Por anos, a disputa no comércio eletrônico parecia uma corrida de resistência: quem tivesse mais centros de distribuição e maior capilaridade venceria o jogo. Foi assim que o Mercado Livre conseguiu impôr uma muralha amarela no e-commerce brasileiro até agora. Mas essa disputa ganhou novos capítulos. 

Parte da corrida, agora, é por velocidade. O novo troféu são as entregas não mais em um dia, mas em minutos, seja de refeições, farmácia ou produtos. E é nesse contexto que a Amazon está se reforçando para a briga na América Latina.

De acordo com reportagem da Bloomberg, a gigante americana teria feito um investimento de US$ 25 milhões na colombiana Rappi, via nota conversível, que pode se transformar em até 12% de participação na startup se metas forem cumpridas. Amazon e Rappi não comentaram.

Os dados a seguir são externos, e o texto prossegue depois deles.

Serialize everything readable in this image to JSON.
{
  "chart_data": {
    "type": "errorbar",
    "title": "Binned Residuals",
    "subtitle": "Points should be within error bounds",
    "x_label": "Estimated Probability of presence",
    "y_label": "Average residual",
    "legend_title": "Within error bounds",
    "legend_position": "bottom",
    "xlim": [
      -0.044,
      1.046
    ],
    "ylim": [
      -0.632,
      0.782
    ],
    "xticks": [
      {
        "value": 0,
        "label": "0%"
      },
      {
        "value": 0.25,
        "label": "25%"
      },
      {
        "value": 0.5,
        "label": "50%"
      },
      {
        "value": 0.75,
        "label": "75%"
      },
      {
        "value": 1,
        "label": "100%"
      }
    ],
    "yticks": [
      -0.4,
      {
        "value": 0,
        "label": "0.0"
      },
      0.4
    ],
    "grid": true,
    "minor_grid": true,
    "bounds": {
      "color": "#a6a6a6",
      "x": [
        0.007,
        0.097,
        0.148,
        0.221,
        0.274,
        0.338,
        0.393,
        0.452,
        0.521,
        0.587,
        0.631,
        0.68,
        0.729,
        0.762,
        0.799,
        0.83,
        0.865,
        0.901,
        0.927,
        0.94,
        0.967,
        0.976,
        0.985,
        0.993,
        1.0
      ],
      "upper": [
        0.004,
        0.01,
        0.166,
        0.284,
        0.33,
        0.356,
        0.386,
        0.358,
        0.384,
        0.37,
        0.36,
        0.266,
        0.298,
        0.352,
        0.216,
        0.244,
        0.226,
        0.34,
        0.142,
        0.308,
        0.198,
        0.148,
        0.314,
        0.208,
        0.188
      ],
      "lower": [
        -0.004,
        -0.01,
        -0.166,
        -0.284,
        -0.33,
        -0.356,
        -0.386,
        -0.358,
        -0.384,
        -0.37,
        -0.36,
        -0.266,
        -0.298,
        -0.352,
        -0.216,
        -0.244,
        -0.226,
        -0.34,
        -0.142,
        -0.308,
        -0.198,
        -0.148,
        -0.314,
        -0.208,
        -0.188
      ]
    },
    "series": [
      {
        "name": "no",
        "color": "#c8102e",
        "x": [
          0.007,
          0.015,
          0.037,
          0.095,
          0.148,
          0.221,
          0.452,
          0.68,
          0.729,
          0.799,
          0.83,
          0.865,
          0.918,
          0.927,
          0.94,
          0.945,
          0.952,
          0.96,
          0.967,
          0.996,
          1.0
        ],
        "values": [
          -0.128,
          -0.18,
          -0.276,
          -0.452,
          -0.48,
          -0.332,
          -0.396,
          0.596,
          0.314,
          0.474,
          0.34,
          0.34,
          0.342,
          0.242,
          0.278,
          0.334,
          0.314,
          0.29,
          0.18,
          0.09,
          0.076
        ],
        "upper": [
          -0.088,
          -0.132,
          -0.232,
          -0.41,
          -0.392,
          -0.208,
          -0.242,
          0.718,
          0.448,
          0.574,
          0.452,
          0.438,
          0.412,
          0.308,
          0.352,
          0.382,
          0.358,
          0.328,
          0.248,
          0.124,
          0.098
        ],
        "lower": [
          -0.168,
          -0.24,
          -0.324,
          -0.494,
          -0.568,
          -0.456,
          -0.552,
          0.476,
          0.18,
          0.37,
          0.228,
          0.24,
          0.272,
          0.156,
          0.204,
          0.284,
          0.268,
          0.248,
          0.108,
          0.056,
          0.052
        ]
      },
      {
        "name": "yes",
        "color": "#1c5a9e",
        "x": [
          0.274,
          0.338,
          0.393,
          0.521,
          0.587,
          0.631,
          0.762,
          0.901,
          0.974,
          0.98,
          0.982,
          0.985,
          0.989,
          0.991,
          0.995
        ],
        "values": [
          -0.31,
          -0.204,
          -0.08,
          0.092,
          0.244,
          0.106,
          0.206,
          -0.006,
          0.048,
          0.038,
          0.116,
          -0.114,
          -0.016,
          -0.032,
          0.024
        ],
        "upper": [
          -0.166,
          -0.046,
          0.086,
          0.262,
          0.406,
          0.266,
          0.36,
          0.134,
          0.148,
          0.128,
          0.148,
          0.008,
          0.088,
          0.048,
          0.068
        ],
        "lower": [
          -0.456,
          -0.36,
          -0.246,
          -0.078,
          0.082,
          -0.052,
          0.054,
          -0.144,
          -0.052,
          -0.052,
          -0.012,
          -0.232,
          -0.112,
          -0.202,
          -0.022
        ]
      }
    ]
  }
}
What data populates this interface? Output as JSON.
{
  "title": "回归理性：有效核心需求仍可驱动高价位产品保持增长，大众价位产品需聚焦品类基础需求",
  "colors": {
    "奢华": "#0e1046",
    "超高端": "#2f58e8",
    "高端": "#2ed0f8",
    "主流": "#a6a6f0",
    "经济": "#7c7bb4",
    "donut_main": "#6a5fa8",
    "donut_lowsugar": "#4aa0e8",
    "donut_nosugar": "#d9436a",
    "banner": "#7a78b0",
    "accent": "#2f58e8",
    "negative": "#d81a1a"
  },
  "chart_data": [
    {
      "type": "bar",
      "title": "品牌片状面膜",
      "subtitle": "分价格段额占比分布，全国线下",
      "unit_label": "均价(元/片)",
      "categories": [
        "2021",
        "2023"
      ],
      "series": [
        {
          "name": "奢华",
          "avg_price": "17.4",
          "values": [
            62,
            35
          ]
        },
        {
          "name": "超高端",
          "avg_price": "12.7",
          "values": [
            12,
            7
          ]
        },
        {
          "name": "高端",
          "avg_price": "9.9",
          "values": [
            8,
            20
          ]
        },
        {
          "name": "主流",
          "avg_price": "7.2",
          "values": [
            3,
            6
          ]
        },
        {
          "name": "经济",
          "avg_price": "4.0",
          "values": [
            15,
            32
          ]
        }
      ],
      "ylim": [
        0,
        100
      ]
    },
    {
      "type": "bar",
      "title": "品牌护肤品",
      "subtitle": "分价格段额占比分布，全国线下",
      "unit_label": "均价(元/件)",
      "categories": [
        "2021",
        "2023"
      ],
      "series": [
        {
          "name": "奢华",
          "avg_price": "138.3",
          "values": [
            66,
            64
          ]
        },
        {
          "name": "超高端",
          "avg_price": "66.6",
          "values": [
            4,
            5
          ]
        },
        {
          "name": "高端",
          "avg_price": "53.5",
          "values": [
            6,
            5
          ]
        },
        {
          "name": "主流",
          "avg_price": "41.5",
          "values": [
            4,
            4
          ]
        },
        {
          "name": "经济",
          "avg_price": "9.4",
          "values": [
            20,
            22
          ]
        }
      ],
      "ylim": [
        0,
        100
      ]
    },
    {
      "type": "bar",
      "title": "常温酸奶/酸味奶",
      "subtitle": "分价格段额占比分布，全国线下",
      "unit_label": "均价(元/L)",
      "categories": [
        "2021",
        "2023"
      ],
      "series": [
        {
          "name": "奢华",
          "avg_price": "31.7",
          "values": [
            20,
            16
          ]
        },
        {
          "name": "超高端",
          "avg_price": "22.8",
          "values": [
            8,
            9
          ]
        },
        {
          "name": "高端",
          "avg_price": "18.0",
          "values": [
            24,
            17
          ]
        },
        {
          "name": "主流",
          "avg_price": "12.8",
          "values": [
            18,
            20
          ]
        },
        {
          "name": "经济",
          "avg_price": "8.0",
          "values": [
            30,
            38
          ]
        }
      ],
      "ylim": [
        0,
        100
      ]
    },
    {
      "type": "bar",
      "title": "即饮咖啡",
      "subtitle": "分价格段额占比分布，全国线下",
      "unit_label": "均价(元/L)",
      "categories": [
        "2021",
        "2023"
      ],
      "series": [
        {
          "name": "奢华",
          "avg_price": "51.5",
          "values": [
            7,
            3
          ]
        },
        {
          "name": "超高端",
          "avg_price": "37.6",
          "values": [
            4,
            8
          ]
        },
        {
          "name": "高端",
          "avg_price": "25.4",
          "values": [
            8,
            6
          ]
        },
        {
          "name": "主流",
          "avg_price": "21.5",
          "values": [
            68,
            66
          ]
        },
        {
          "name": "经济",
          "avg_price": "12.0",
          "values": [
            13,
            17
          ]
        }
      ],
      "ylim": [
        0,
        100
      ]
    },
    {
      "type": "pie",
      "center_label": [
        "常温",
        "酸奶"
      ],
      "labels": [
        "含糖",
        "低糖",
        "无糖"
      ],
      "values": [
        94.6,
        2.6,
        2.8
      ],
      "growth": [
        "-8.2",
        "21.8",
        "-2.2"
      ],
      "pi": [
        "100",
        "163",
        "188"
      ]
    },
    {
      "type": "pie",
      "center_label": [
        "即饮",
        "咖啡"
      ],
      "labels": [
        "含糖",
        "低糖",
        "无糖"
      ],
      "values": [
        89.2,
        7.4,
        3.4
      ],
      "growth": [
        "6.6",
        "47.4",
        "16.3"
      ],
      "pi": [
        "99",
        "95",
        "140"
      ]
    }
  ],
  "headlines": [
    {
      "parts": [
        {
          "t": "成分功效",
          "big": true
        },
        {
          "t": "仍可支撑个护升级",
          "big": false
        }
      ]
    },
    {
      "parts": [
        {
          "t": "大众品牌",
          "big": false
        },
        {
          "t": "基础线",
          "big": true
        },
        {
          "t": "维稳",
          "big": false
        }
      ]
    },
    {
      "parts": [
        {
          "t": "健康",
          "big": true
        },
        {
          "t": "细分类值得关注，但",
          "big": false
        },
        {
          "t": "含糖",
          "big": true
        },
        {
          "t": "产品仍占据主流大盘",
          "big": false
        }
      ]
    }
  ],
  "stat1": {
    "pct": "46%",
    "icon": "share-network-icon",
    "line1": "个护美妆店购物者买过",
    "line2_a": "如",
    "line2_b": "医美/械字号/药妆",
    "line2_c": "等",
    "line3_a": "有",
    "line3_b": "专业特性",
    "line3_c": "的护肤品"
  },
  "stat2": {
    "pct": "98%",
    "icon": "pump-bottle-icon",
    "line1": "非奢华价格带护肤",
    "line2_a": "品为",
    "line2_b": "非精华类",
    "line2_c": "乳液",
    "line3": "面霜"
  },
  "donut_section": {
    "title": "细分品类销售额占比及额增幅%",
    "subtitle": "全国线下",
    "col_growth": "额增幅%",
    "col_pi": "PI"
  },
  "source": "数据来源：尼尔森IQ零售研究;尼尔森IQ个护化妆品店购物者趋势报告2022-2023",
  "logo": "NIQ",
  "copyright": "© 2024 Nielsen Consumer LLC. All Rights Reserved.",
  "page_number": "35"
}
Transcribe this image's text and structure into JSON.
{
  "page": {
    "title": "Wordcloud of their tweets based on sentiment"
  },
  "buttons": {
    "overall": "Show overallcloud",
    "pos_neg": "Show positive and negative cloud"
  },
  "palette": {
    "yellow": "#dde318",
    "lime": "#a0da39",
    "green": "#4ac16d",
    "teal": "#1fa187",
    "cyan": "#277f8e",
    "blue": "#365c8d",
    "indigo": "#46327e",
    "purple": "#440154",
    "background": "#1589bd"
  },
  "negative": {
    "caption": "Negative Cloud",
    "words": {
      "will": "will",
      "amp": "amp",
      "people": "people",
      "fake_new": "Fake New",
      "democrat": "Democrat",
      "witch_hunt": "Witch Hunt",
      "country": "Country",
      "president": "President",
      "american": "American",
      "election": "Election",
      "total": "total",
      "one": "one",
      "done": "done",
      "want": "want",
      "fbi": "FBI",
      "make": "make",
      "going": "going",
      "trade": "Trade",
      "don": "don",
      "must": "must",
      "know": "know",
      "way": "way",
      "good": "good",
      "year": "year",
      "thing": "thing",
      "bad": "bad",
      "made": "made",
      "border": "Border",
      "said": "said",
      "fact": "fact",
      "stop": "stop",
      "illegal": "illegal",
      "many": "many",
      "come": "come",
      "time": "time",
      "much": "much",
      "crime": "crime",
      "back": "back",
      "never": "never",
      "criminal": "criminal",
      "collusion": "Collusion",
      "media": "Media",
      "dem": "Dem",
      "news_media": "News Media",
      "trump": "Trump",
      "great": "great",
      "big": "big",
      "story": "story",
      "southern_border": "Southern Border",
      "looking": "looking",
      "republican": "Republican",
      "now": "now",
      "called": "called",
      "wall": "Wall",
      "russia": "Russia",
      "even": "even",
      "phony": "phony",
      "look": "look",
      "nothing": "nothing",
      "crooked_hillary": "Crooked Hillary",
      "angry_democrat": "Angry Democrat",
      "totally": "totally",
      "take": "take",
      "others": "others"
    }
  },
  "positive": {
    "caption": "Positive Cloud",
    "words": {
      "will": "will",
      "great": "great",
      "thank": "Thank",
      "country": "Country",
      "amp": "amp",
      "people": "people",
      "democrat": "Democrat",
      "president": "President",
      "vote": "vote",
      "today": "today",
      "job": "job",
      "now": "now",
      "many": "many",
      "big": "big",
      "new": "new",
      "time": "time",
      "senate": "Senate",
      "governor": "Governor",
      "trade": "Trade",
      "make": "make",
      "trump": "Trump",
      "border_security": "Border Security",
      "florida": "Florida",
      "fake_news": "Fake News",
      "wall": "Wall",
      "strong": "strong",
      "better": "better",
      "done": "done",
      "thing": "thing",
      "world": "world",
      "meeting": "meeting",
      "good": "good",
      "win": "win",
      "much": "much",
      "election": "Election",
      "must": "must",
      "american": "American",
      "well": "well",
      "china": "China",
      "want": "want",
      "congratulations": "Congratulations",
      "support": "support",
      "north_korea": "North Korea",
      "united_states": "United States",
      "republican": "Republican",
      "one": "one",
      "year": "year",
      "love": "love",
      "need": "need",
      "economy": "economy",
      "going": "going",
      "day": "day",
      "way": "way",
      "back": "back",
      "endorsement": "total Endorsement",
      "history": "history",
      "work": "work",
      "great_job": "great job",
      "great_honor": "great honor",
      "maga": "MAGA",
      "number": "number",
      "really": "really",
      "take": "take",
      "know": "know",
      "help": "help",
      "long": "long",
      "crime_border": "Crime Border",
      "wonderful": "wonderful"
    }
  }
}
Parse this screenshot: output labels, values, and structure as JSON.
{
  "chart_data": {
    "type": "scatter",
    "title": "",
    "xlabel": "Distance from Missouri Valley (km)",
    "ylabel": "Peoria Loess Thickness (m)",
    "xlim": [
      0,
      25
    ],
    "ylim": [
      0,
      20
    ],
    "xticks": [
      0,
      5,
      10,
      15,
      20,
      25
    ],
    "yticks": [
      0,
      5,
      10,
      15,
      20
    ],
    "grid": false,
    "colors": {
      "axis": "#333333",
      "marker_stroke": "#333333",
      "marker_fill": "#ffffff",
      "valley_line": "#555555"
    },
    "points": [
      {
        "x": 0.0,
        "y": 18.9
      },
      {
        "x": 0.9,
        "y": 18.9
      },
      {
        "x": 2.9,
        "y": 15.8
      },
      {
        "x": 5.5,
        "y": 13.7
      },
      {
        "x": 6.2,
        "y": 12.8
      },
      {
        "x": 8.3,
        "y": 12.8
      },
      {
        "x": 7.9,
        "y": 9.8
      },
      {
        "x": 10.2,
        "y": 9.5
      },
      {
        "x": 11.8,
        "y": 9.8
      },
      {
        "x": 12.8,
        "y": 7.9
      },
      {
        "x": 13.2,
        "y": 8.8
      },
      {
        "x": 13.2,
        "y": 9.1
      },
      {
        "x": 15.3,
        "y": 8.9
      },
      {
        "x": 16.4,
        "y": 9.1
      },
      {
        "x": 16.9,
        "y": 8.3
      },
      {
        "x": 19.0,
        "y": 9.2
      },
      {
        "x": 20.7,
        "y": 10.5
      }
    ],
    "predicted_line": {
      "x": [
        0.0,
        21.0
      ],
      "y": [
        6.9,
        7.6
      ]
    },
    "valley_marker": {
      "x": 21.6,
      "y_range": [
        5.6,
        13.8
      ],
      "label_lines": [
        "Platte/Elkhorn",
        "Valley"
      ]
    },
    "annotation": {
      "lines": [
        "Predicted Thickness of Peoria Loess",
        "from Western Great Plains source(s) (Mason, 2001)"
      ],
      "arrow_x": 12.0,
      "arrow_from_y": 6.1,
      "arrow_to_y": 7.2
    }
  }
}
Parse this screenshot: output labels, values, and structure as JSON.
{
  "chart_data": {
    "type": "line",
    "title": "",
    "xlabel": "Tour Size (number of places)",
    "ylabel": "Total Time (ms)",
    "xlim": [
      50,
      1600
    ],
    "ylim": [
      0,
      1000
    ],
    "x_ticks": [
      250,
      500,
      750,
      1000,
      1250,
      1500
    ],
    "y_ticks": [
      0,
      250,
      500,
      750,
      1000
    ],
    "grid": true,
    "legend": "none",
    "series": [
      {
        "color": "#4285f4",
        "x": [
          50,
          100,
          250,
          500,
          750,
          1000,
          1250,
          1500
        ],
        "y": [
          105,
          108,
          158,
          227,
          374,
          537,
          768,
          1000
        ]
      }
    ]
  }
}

Ainda assim, mesmo que esse seja um valor pequeno para uma empresa do tamanho da Amazon, o movimento é simbólico, já que abre a porta para uma aliança logística e comercial em nove países da região e reforça o compromisso de longo prazo da companhia com o mercado latino-americano.

Para a Rappi, o endosso da Amazon adiciona credibilidade e potencial impulso em futuras rodadas de captação. Fundada em 2015, a startup ganhou relevância ao prometer entregas em menos de dez minutos com o serviço “Turbo”, além de diversificar parcerias em supermercados, farmácias e até serviços financeiros. “O acesso ao ecossistema da Rappi pode permitir que a Amazon fortaleça a proposta de valor do Prime e ganhe escala mais rápido em mercados fragmentados”, escreveram analistas do BTG Pactual em relatório.

A aposta da Amazon no Brasil

Apesar de ser um gigante global, a Amazon ainda ocupa a terceira posição no e-commerce brasileiro. Em 2024, ficou atrás de Mercado Livre e Shopee em audiência e em vendas brutas (GMV, na sigla em inglês). Segundo ranking da Conversion, a empresa teve 7,4% da participação de visitas, contra 13% do Mercado Livre e 8,7% da Shopee .

Em vendas, a diferença é mais expressiva: dados da consultoria ecommerceDB estimam que em 2024 o Mercado Livre vendeu US$ 25,9 bilhões, a Shopee, US$ 18,5 bilhões e Amazon vendeu US$ 14,5 bilhões. 

Com a disputa acirrada pelo avanço da Shopee e de outras asiáticas recém-chegadas como Temu e TikTok Shop, a Amazon tem acelerado os investimentos. Em 2024, informou ter aportado R$ 8 bilhões no país, acumulado de R$ 33 bilhões desde 2011. Também inaugurou centros de distribuição (CD). Hoje, opera 10 CDs, 150 polos logísticos, 42 rotas aéreas e cobre 100% dos municípios brasileiros, com entrega no mesmo dia em 34 cidades. Em 2025, anunciou a redução de tarifas logísticas para sellers .

A era das “metafusões”

Um investimento da Amazon no Rappi não seria um movimento isolado. Também é algo que ajuda a ilustrar uma tendência que Marcos Gouvêa, sócio da consultoria Gouvêa Ecosystem, chama de “metafusão”: alianças estratégicas para acelerar competitividade sem precisar de uma fusão ou aquisição formal.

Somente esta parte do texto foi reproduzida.